O foco dos trabalhos de todas as atividades foi o cenário da Agricultura Familiar da região da América do Sul e Caribe e seu potencial, mas também seus desafios, para construir um setor fortalecido econômica e socialmente, com apoio de políticas públicas específicas para os agricultores e agricultoras e dos planejamentos estratégicos da Década. A CONTAG enviou três representantes da sua Diretoria para serem mensageiros das propostas do Brasil para essa construção conjunta para impulsionamento da Agricultura Familiar latina: o presidente Aristides Santos, o vice-presidente e secretário de Relações Internacionais, Alberto Broch, e a secretária de Mulheres, Mazé Morais.

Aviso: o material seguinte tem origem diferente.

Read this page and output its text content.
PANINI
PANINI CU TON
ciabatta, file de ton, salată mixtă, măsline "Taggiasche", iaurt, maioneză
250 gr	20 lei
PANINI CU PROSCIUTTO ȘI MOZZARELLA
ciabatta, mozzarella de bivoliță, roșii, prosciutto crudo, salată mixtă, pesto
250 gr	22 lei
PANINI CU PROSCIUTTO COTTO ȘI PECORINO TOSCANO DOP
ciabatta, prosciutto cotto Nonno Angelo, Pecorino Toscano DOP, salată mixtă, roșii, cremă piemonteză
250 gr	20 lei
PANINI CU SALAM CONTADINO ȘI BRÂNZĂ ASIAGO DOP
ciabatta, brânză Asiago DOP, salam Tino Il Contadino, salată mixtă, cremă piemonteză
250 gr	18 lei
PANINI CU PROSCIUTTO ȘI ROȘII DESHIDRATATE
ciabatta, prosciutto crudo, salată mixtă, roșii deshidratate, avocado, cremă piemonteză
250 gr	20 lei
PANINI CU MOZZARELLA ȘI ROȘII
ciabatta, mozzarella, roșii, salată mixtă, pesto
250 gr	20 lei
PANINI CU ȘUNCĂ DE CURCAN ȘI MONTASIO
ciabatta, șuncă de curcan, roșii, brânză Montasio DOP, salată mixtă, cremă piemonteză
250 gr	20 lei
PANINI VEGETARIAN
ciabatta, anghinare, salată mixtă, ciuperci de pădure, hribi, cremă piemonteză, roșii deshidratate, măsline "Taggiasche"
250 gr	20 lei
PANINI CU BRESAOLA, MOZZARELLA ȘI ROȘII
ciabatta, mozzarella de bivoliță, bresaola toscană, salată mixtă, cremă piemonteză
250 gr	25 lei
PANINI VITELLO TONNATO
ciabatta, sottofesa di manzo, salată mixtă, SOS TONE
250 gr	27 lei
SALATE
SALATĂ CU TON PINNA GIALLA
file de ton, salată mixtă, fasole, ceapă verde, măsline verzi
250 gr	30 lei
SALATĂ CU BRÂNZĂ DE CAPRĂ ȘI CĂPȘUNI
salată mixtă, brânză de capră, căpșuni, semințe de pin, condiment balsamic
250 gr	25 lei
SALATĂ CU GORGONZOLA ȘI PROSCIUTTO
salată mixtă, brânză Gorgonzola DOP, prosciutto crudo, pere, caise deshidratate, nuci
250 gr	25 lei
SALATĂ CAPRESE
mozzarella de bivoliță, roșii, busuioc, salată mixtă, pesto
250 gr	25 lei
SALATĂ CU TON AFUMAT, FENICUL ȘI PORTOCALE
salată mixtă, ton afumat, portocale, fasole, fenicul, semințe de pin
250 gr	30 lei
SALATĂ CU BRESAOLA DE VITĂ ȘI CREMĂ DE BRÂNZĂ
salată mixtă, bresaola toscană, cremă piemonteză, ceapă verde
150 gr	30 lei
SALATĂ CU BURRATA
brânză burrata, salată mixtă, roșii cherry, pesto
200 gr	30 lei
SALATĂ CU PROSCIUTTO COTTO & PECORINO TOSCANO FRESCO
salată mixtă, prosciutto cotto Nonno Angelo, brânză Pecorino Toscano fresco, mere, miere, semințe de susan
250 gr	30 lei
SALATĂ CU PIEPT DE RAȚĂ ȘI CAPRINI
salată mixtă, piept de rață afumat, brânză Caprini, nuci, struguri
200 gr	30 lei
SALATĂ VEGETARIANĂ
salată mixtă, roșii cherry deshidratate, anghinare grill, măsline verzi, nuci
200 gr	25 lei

“Em oportunidades como essas, levamos para o âmbito regional tudo aquilo que debatemos internamente com nossas Federações e Sindicatos sobre os temas importantes para a agricultura familiar brasileira, que acabam se mostrando relevantes para a agricultura de outros países também”, explica Alberto Broch.

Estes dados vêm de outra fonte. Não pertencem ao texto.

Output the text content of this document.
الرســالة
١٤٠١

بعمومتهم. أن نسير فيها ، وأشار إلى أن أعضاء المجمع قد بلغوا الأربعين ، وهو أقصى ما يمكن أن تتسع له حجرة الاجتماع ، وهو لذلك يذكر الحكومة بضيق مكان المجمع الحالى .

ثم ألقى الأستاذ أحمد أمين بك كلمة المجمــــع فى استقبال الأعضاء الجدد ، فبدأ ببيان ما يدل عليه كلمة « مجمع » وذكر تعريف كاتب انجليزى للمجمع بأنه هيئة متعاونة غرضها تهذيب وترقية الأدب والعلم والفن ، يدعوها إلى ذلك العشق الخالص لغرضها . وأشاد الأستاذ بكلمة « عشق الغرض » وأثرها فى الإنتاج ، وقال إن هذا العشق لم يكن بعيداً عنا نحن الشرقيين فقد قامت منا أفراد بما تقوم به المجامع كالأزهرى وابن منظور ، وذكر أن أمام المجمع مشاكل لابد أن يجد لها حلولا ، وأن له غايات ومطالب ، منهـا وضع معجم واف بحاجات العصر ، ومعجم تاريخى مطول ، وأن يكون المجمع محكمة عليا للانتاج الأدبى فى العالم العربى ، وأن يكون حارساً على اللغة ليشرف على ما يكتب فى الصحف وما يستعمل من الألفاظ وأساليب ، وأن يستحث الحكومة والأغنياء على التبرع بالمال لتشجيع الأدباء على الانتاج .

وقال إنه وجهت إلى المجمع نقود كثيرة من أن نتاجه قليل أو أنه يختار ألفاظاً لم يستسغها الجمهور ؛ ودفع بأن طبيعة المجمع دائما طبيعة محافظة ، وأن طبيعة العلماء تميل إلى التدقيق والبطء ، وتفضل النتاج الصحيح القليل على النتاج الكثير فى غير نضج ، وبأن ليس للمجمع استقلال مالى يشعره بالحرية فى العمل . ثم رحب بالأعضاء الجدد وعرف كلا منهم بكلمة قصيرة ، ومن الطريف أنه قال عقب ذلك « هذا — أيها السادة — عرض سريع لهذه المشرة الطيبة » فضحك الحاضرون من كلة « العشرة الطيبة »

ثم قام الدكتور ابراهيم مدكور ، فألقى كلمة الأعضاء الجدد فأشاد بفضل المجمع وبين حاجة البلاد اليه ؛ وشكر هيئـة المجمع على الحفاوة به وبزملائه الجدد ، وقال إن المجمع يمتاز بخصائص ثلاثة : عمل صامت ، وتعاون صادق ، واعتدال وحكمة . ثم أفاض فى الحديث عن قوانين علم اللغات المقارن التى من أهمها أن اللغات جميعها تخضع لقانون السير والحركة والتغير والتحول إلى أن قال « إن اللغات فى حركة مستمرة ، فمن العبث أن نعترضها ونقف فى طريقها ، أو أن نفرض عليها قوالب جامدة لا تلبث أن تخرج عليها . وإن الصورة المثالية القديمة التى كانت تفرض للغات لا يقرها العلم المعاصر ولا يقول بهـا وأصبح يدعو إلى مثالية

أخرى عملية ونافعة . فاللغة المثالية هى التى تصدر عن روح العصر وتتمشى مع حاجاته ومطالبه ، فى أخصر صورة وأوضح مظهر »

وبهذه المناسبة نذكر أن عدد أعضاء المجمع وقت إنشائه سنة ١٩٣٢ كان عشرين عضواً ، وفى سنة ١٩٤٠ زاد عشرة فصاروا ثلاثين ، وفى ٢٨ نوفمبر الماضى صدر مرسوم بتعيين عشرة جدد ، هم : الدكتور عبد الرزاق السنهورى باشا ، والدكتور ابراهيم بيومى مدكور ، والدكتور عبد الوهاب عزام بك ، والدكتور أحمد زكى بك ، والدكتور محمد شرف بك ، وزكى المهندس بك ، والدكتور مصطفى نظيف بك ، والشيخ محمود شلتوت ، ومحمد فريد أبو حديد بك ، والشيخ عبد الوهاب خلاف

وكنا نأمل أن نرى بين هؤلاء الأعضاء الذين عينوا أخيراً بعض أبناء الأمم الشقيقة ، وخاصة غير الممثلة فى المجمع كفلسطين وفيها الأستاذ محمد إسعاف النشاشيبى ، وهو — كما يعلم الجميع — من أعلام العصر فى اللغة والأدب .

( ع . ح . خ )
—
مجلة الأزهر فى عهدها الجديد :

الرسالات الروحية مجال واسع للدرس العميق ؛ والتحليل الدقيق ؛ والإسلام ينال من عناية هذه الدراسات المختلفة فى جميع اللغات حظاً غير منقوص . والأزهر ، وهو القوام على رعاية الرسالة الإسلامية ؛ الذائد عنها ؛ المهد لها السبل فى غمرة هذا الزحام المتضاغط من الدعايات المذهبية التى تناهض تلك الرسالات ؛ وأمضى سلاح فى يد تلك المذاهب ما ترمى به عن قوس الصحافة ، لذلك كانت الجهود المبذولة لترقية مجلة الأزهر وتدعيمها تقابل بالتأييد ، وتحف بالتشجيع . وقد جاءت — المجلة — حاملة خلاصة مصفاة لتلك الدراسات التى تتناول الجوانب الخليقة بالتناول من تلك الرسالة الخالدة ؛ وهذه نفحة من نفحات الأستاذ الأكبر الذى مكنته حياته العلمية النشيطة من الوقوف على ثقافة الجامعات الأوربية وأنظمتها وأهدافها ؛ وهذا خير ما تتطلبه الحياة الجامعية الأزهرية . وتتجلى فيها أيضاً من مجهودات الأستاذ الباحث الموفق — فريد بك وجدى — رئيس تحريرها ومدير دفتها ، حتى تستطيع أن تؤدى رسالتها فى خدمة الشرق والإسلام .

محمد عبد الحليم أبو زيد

REAF comprometida em impulsionar o Plano Regional da Década da Agricultura Familiar
Na edição anterior da REAF, ocorrida no Paraguai em junho deste ano, foi oficializado que a Reunião será um espaço central para a construção do Plano Regional de implementação da Década. Desde então os trabalhos desenvolvidos nesta instância têm sido voltados às propostas que dialoguam com os sete pilares fundamentais da Década, que falam essencialmente sobre a valorização dos sujeitos do campo, sobre fortalecimento das organizações, resiliência da agricultura familiar às mudanças climáticas, entre outras abordagens importantes para todo o contexto da produção familiar.
Nesta 37ª REAF, onde participaram comitivas do Brasil, Paraguai, Uruguai, Argentina, Chile, Peru, Bolívia e Colômbia, foi dado segmento ao que já havia sido iniciado, mas com caráter de urgência nos discursos das organizações participantes, pois nota-se que pouco tem avançado nos países com a Década para seu terceiro ano de implementação. Nesse sentido, as apresentações e reuniões dos dois dias de evento buscaram indicações das organizações presentes sobre as prioridades que precisam ser levadas em conta pelos governos neste momento.

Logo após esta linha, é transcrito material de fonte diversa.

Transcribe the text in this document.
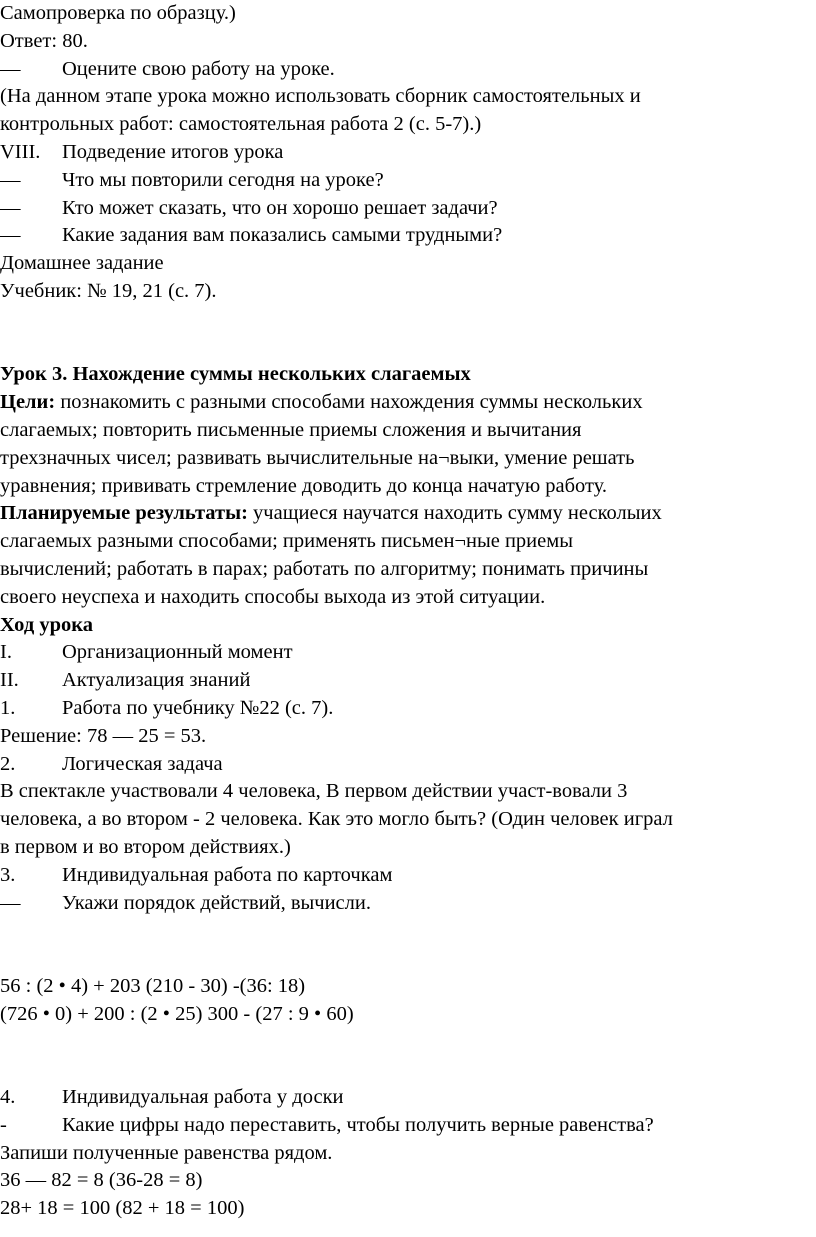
Самопроверка по образцу.)
Ответ: 80.
— Оцените свою работу на уроке.
(На данном этапе урока можно использовать сборник самостоятельных и
контрольных работ: самостоятельная работа 2 (с. 5-7).)
VIII. Подведение итогов урока
— Что мы повторили сегодня на уроке?
— Кто может сказать, что он хорошо решает задачи?
— Какие задания вам показались самыми трудными?
Домашнее задание
Учебник: № 19, 21 (с. 7).
Урок 3. Нахождение суммы нескольких слагаемых
Цели: познакомить с разными способами нахождения суммы нескольких
слагаемых; повторить письменные приемы сложения и вычитания
трехзначных чисел; развивать вычислительные на¬выки, умение решать
уравнения; прививать стремление доводить до конца начатую работу.
Планируемые результаты: учащиеся научатся находить сумму несколыих
слагаемых разными способами; применять письмен¬ные приемы
вычислений; работать в парах; работать по алгоритму; понимать причины
своего неуспеха и находить способы выхода из этой ситуации.
Ход урока
I. Организационный момент
II. Актуализация знаний
1. Работа по учебнику №22 (с. 7).
Решение: 78 — 25 = 53.
2. Логическая задача
В спектакле участвовали 4 человека, В первом действии участ-вовали 3
человека, а во втором - 2 человека. Как это могло быть? (Один человек играл
в первом и во втором действиях.)
3. Индивидуальная работа по карточкам
— Укажи порядок действий, вычисли.
56 : (2 • 4) + 203 (210 - 30) -(36: 18)
(726 • 0) + 200 : (2 • 25) 300 - (27 : 9 • 60)
4. Индивидуальная работа у доски
-	Какие цифры надо переставить, чтобы получить верные равенства?
Запиши полученные равенства рядом.
36 — 82 = 8 (36-28 = 8)
28+ 18 = 100 (82 + 18 = 100)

Os diálogos resultaram em alguns temas, que foram destacados na Carta de Santiago - documento que resume os pontos tratados. Entre eles estão a necessidade de mais orçamento para a Agricultura Familiar, de incentivo à inovação, de acesso à Assistência Técnica e Extensão Rural, apoio à comercialização, entre outros. O documento pode ser lido na íntegra no site da COPROFAM (em espanhol): AQUI
24 países latinos buscando segmento para a Década
Já o Encontro Latinoamericano e Caribenho da Década da Agricultura Familiar, promovido pela Organização das Nações Unidas para Alimentação e Agricultura (FAO), reuniu um número maior de países latinos para debater em uma perspectiva regional mais ampla as metas propostas pela Década.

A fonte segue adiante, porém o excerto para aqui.